La question est de savoir si le gouvernement prendra le risque d’engager une procédure disciplinaire contre le fonctionnaire en congé sans solde s’il va travailler dans un établissement concurrent de la BGL par exemple, parce qu’il y aurait un conflit d’intérêts? L’absence de tout cadre réglementaire rendrait plus qu’hasardeux le sort de la procédure, si tant est qu'elle devait être lancée.

Quant à l'information qui circulait la semaine dernière sur l'arrivée (improbable) du directeur du Trésor au poste de secrétaire général de la Banque de Luxembourg, Georges Heinrich, contacté par la rédaction de paperJam.lu, n'avait pas souhaité la commenter. Selon nos informations, cette information circulait toutefois au niveau des membres du gouvernement. Ce qui n'en confirme pas pour autant la véracité.

Waringo, l'homme fort aux Finances

Les départs coup sur coup de trois hauts fonctionnaires du ministère des Finances a suscité la polémique sur le malaise qui règnerait au ministère des Finances depuis l’arrivée de Pierre Gramegna. Or, ceux qui suivent un peu la vie de ce ministère savent que l’ambiance délétère ne date pas d’hier, mais s’explique aussi par le conflit que se livraient en coulisse l’ancien Premier ministre et ministre du Trésor Jean-Claude Juncker et le ministre des Finances Luc Frieden, tous deux CSV. Les lignes de partage au sein du ministère remontent à cette époque.

Il est tout aussi vrai qu’en débarquant aux Finances, Pierre Gramegna a voulu remodeler le fonctionnement de ses services et qu’il s’est heurté à une organisation très cloisonnée mise en place au sein du cabinet de son prédécesseur.
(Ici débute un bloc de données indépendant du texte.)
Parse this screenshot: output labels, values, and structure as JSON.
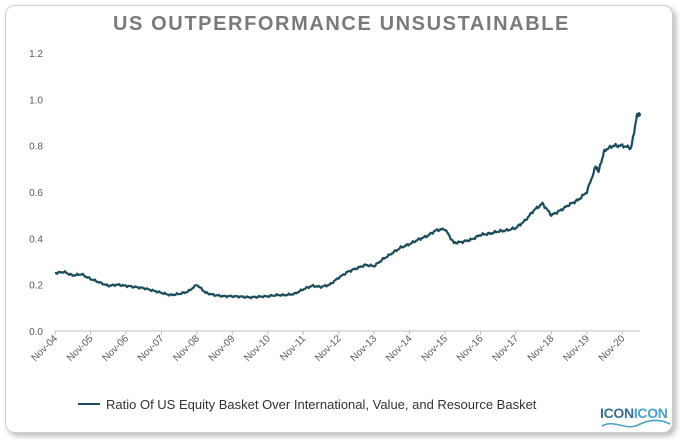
{
  "title": "US OUTPERFORMANCE UNSUSTAINABLE",
  "logo": {
    "text": "ICONICON",
    "colors": [
      "#3a6f8f",
      "#4aa3c4"
    ]
  },
  "chart_data": {
    "type": "line",
    "title": "US OUTPERFORMANCE UNSUSTAINABLE",
    "xlabel": "",
    "ylabel": "",
    "ylim": [
      0,
      1.2
    ],
    "xlim": [
      "2004-11",
      "2021-05"
    ],
    "y_ticks": [
      "0.0",
      "0.2",
      "0.4",
      "0.6",
      "0.8",
      "1.0",
      "1.2"
    ],
    "x_ticks": [
      "Nov-04",
      "Nov-05",
      "Nov-06",
      "Nov-07",
      "Nov-08",
      "Nov-09",
      "Nov-10",
      "Nov-11",
      "Nov-12",
      "Nov-13",
      "Nov-14",
      "Nov-15",
      "Nov-16",
      "Nov-17",
      "Nov-18",
      "Nov-19",
      "Nov-20"
    ],
    "grid": false,
    "legend_position": "bottom",
    "color": "#1d4d5b",
    "series": [
      {
        "name": "Ratio Of US Equity Basket Over International, Value, and Resource Basket",
        "x": [
          "2004-11",
          "2005-02",
          "2005-05",
          "2005-08",
          "2005-11",
          "2006-02",
          "2006-05",
          "2006-08",
          "2006-11",
          "2007-02",
          "2007-05",
          "2007-08",
          "2007-11",
          "2008-02",
          "2008-05",
          "2008-08",
          "2008-11",
          "2009-02",
          "2009-05",
          "2009-08",
          "2009-11",
          "2010-02",
          "2010-05",
          "2010-08",
          "2010-11",
          "2011-02",
          "2011-05",
          "2011-08",
          "2011-11",
          "2012-02",
          "2012-05",
          "2012-08",
          "2012-11",
          "2013-02",
          "2013-05",
          "2013-08",
          "2013-11",
          "2014-02",
          "2014-05",
          "2014-08",
          "2014-11",
          "2015-02",
          "2015-05",
          "2015-08",
          "2015-11",
          "2016-02",
          "2016-05",
          "2016-08",
          "2016-11",
          "2017-02",
          "2017-05",
          "2017-08",
          "2017-11",
          "2018-02",
          "2018-05",
          "2018-08",
          "2018-11",
          "2019-02",
          "2019-05",
          "2019-08",
          "2019-11",
          "2020-02",
          "2020-03",
          "2020-05",
          "2020-08",
          "2020-11",
          "2021-02",
          "2021-04",
          "2021-05"
        ],
        "values": [
          0.25,
          0.255,
          0.24,
          0.245,
          0.225,
          0.21,
          0.195,
          0.2,
          0.195,
          0.19,
          0.185,
          0.175,
          0.165,
          0.155,
          0.16,
          0.17,
          0.2,
          0.165,
          0.155,
          0.15,
          0.15,
          0.148,
          0.145,
          0.148,
          0.15,
          0.155,
          0.155,
          0.16,
          0.18,
          0.195,
          0.19,
          0.2,
          0.23,
          0.255,
          0.27,
          0.285,
          0.28,
          0.31,
          0.335,
          0.36,
          0.375,
          0.395,
          0.41,
          0.435,
          0.44,
          0.38,
          0.385,
          0.395,
          0.415,
          0.42,
          0.43,
          0.435,
          0.445,
          0.475,
          0.52,
          0.55,
          0.5,
          0.52,
          0.545,
          0.565,
          0.6,
          0.71,
          0.69,
          0.78,
          0.8,
          0.8,
          0.79,
          0.93,
          0.94
        ]
      }
    ]
  }
}
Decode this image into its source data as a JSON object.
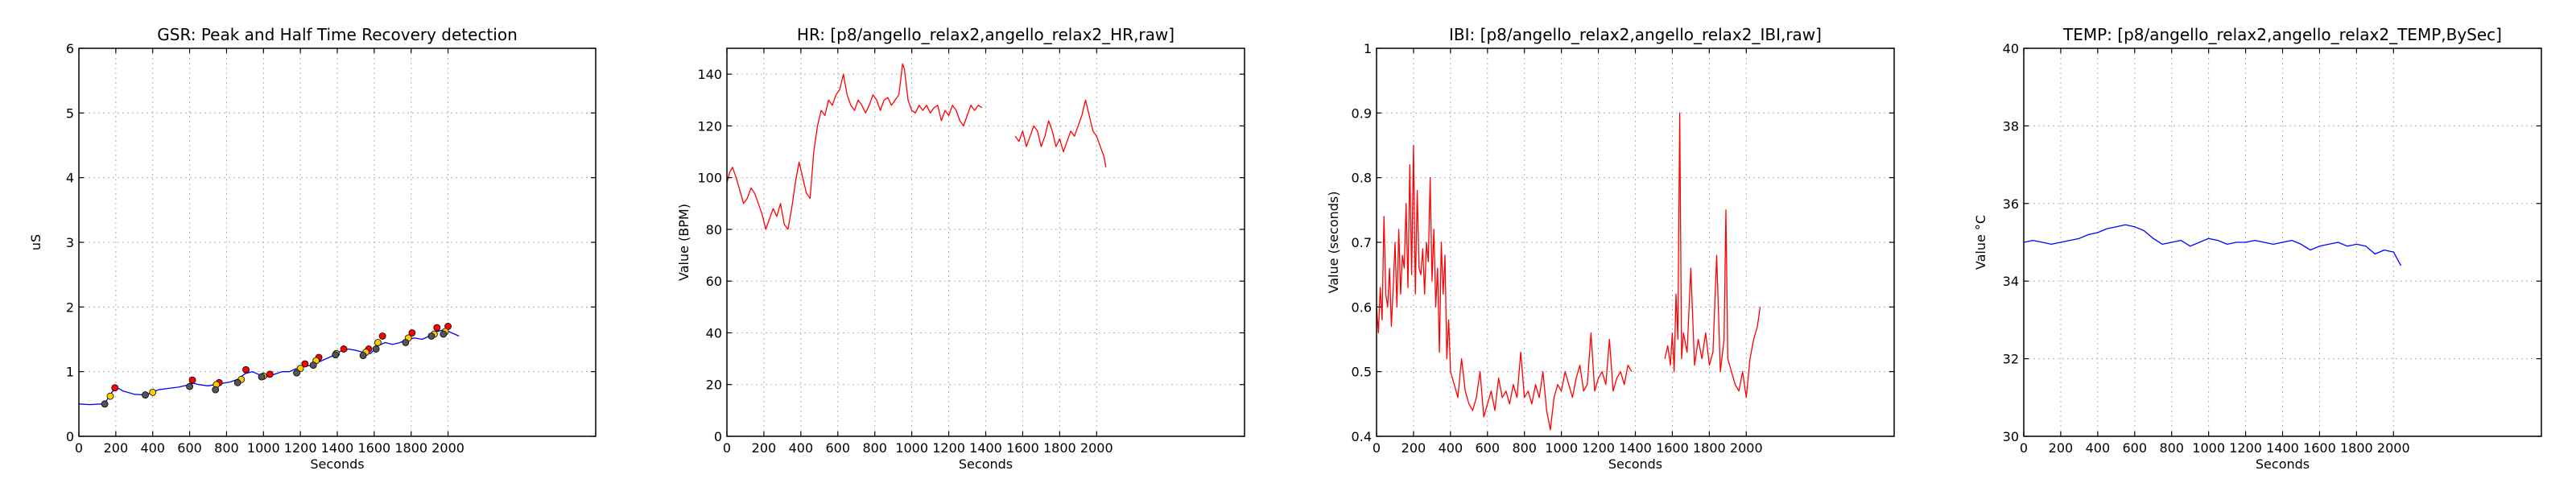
{
  "chart_data": [
    {
      "type": "line",
      "title": "GSR: Peak and Half Time Recovery detection",
      "xlabel": "Seconds",
      "ylabel": "uS",
      "xlim": [
        0,
        2800
      ],
      "ylim": [
        0,
        6
      ],
      "xticks": [
        0,
        200,
        400,
        600,
        800,
        1000,
        1200,
        1400,
        1600,
        1800,
        2000
      ],
      "yticks": [
        0,
        1,
        2,
        3,
        4,
        5,
        6
      ],
      "grid": true,
      "series": [
        {
          "color": "#0000ff",
          "x": [
            0,
            60,
            120,
            150,
            170,
            190,
            210,
            240,
            300,
            360,
            400,
            430,
            480,
            540,
            600,
            620,
            650,
            700,
            740,
            780,
            820,
            860,
            900,
            940,
            980,
            1020,
            1060,
            1100,
            1140,
            1180,
            1220,
            1260,
            1300,
            1340,
            1380,
            1420,
            1460,
            1500,
            1540,
            1580,
            1620,
            1660,
            1700,
            1740,
            1780,
            1820,
            1860,
            1900,
            1940,
            1980,
            2020,
            2060
          ],
          "y": [
            0.5,
            0.49,
            0.5,
            0.55,
            0.65,
            0.72,
            0.75,
            0.7,
            0.65,
            0.64,
            0.68,
            0.72,
            0.74,
            0.76,
            0.8,
            0.82,
            0.8,
            0.78,
            0.8,
            0.82,
            0.84,
            0.88,
            0.97,
            1.0,
            0.95,
            0.92,
            0.96,
            1.0,
            1.0,
            1.05,
            1.08,
            1.1,
            1.15,
            1.2,
            1.25,
            1.32,
            1.35,
            1.33,
            1.3,
            1.28,
            1.4,
            1.45,
            1.42,
            1.45,
            1.5,
            1.52,
            1.5,
            1.55,
            1.62,
            1.65,
            1.6,
            1.55
          ]
        }
      ],
      "markers": [
        {
          "color": "#ff0000",
          "x": [
            195,
            615,
            760,
            905,
            1035,
            1225,
            1300,
            1435,
            1570,
            1645,
            1805,
            1940,
            2000
          ],
          "y": [
            0.75,
            0.87,
            0.83,
            1.03,
            0.96,
            1.12,
            1.22,
            1.35,
            1.35,
            1.55,
            1.6,
            1.68,
            1.7
          ]
        },
        {
          "color": "#ffcc00",
          "x": [
            170,
            400,
            745,
            880,
            1000,
            1200,
            1285,
            1395,
            1555,
            1620,
            1785,
            1925,
            1985
          ],
          "y": [
            0.62,
            0.68,
            0.8,
            0.88,
            0.93,
            1.05,
            1.17,
            1.28,
            1.3,
            1.45,
            1.52,
            1.58,
            1.62
          ]
        },
        {
          "color": "#555555",
          "x": [
            140,
            360,
            600,
            740,
            860,
            990,
            1180,
            1270,
            1390,
            1540,
            1610,
            1770,
            1910,
            1975
          ],
          "y": [
            0.5,
            0.64,
            0.77,
            0.72,
            0.83,
            0.92,
            0.98,
            1.1,
            1.26,
            1.25,
            1.35,
            1.45,
            1.55,
            1.58
          ]
        }
      ]
    },
    {
      "type": "line",
      "title": "HR: [p8/angello_relax2,angello_relax2_HR,raw]",
      "xlabel": "Seconds",
      "ylabel": "Value (BPM)",
      "xlim": [
        0,
        2800
      ],
      "ylim": [
        0,
        150
      ],
      "xticks": [
        0,
        200,
        400,
        600,
        800,
        1000,
        1200,
        1400,
        1600,
        1800,
        2000
      ],
      "yticks": [
        0,
        20,
        40,
        60,
        80,
        100,
        120,
        140
      ],
      "grid": true,
      "series": [
        {
          "color": "#ff0000",
          "x": [
            0,
            15,
            30,
            50,
            70,
            90,
            110,
            130,
            150,
            170,
            190,
            210,
            230,
            250,
            270,
            290,
            310,
            330,
            350,
            370,
            390,
            410,
            430,
            450,
            470,
            490,
            510,
            530,
            550,
            570,
            590,
            610,
            630,
            650,
            670,
            690,
            710,
            730,
            750,
            770,
            790,
            810,
            830,
            850,
            870,
            890,
            910,
            930,
            950,
            960,
            980,
            1000,
            1020,
            1040,
            1060,
            1080,
            1100,
            1120,
            1140,
            1160,
            1180,
            1200,
            1220,
            1240,
            1260,
            1280,
            1300,
            1320,
            1340,
            1360,
            1380
          ],
          "y": [
            98,
            102,
            104,
            100,
            95,
            90,
            92,
            96,
            94,
            90,
            86,
            80,
            84,
            88,
            85,
            90,
            82,
            80,
            88,
            98,
            106,
            100,
            94,
            92,
            110,
            120,
            126,
            124,
            130,
            128,
            132,
            134,
            140,
            132,
            128,
            126,
            130,
            128,
            125,
            128,
            132,
            130,
            126,
            130,
            131,
            128,
            130,
            132,
            144,
            142,
            130,
            126,
            125,
            128,
            126,
            128,
            125,
            127,
            128,
            122,
            126,
            124,
            128,
            126,
            122,
            120,
            124,
            128,
            126,
            128,
            127
          ]
        },
        {
          "color": "#ff0000",
          "x": [
            1560,
            1580,
            1600,
            1620,
            1640,
            1660,
            1680,
            1700,
            1720,
            1740,
            1760,
            1780,
            1800,
            1820,
            1840,
            1860,
            1880,
            1900,
            1920,
            1940,
            1960,
            1980,
            2000,
            2020,
            2040,
            2050
          ],
          "y": [
            116,
            114,
            118,
            112,
            116,
            120,
            118,
            112,
            116,
            122,
            118,
            112,
            115,
            110,
            114,
            118,
            116,
            120,
            124,
            130,
            124,
            118,
            116,
            112,
            108,
            104
          ]
        }
      ]
    },
    {
      "type": "line",
      "title": "IBI: [p8/angello_relax2,angello_relax2_IBI,raw]",
      "xlabel": "Seconds",
      "ylabel": "Value (seconds)",
      "xlim": [
        0,
        2800
      ],
      "ylim": [
        0.4,
        1.0
      ],
      "xticks": [
        0,
        200,
        400,
        600,
        800,
        1000,
        1200,
        1400,
        1600,
        1800,
        2000
      ],
      "yticks": [
        0.4,
        0.5,
        0.6,
        0.7,
        0.8,
        0.9,
        1.0
      ],
      "grid": true,
      "series": [
        {
          "color": "#ff0000",
          "x": [
            0,
            10,
            20,
            30,
            40,
            50,
            60,
            70,
            80,
            90,
            100,
            110,
            120,
            130,
            140,
            150,
            160,
            170,
            180,
            190,
            200,
            210,
            220,
            230,
            240,
            250,
            260,
            270,
            280,
            290,
            300,
            310,
            320,
            330,
            340,
            350,
            360,
            370,
            380,
            390,
            400,
            420,
            440,
            460,
            480,
            500,
            520,
            540,
            560,
            580,
            600,
            620,
            640,
            660,
            680,
            700,
            720,
            740,
            760,
            780,
            800,
            820,
            840,
            860,
            880,
            900,
            920,
            940,
            960,
            980,
            1000,
            1020,
            1040,
            1060,
            1080,
            1100,
            1120,
            1140,
            1160,
            1180,
            1200,
            1220,
            1240,
            1260,
            1280,
            1300,
            1320,
            1340,
            1360,
            1380
          ],
          "y": [
            0.6,
            0.56,
            0.63,
            0.58,
            0.74,
            0.62,
            0.6,
            0.66,
            0.57,
            0.63,
            0.7,
            0.6,
            0.72,
            0.62,
            0.68,
            0.66,
            0.76,
            0.63,
            0.82,
            0.65,
            0.85,
            0.62,
            0.78,
            0.66,
            0.65,
            0.69,
            0.62,
            0.7,
            0.67,
            0.8,
            0.64,
            0.72,
            0.6,
            0.66,
            0.53,
            0.7,
            0.62,
            0.68,
            0.52,
            0.58,
            0.5,
            0.48,
            0.46,
            0.52,
            0.47,
            0.45,
            0.44,
            0.46,
            0.5,
            0.43,
            0.45,
            0.47,
            0.44,
            0.49,
            0.46,
            0.47,
            0.45,
            0.48,
            0.46,
            0.53,
            0.46,
            0.47,
            0.45,
            0.48,
            0.46,
            0.5,
            0.44,
            0.41,
            0.46,
            0.48,
            0.47,
            0.5,
            0.48,
            0.46,
            0.49,
            0.51,
            0.47,
            0.48,
            0.56,
            0.47,
            0.49,
            0.5,
            0.48,
            0.55,
            0.47,
            0.49,
            0.5,
            0.48,
            0.51,
            0.5
          ]
        },
        {
          "color": "#ff0000",
          "x": [
            1560,
            1575,
            1590,
            1600,
            1610,
            1620,
            1630,
            1640,
            1650,
            1660,
            1680,
            1700,
            1720,
            1740,
            1760,
            1780,
            1800,
            1820,
            1840,
            1860,
            1880,
            1890,
            1900,
            1920,
            1940,
            1960,
            1980,
            2000,
            2020,
            2040,
            2060,
            2075
          ],
          "y": [
            0.52,
            0.54,
            0.51,
            0.56,
            0.5,
            0.62,
            0.55,
            0.9,
            0.52,
            0.56,
            0.53,
            0.66,
            0.51,
            0.55,
            0.52,
            0.56,
            0.51,
            0.53,
            0.68,
            0.5,
            0.55,
            0.75,
            0.52,
            0.5,
            0.48,
            0.47,
            0.5,
            0.46,
            0.52,
            0.55,
            0.57,
            0.6
          ]
        }
      ]
    },
    {
      "type": "line",
      "title": "TEMP: [p8/angello_relax2,angello_relax2_TEMP,BySec]",
      "xlabel": "Seconds",
      "ylabel": "Value °C",
      "xlim": [
        0,
        2800
      ],
      "ylim": [
        30,
        40
      ],
      "xticks": [
        0,
        200,
        400,
        600,
        800,
        1000,
        1200,
        1400,
        1600,
        1800,
        2000
      ],
      "yticks": [
        30,
        32,
        34,
        36,
        38,
        40
      ],
      "grid": true,
      "series": [
        {
          "color": "#0000ff",
          "x": [
            0,
            50,
            100,
            150,
            200,
            250,
            300,
            350,
            400,
            450,
            500,
            550,
            600,
            650,
            700,
            750,
            800,
            850,
            900,
            950,
            1000,
            1050,
            1100,
            1150,
            1200,
            1250,
            1300,
            1350,
            1400,
            1450,
            1500,
            1550,
            1600,
            1650,
            1700,
            1750,
            1800,
            1850,
            1900,
            1950,
            2000,
            2040
          ],
          "y": [
            35.0,
            35.05,
            35.0,
            34.95,
            35.0,
            35.05,
            35.1,
            35.2,
            35.25,
            35.35,
            35.4,
            35.45,
            35.4,
            35.3,
            35.1,
            34.95,
            35.0,
            35.05,
            34.9,
            35.0,
            35.1,
            35.05,
            34.95,
            35.0,
            35.0,
            35.05,
            35.0,
            34.95,
            35.0,
            35.05,
            34.95,
            34.8,
            34.9,
            34.95,
            35.0,
            34.9,
            34.95,
            34.9,
            34.7,
            34.8,
            34.75,
            34.4
          ]
        }
      ]
    }
  ]
}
Les observateurs qui avaient suivi de près les négociations gouvernementales se sont d’ailleurs montrés assez étonnés de l’annonce du départ de Georges Heinrich, dans la mesure où une place de choix lui avait été réservée dans l’architecture du ministère par Gramegna himself, de manière à contrebalancer le pouvoir d’un autre homme fort, Jeannot Waringo, notamment directeur de l’Inspection générale des finances.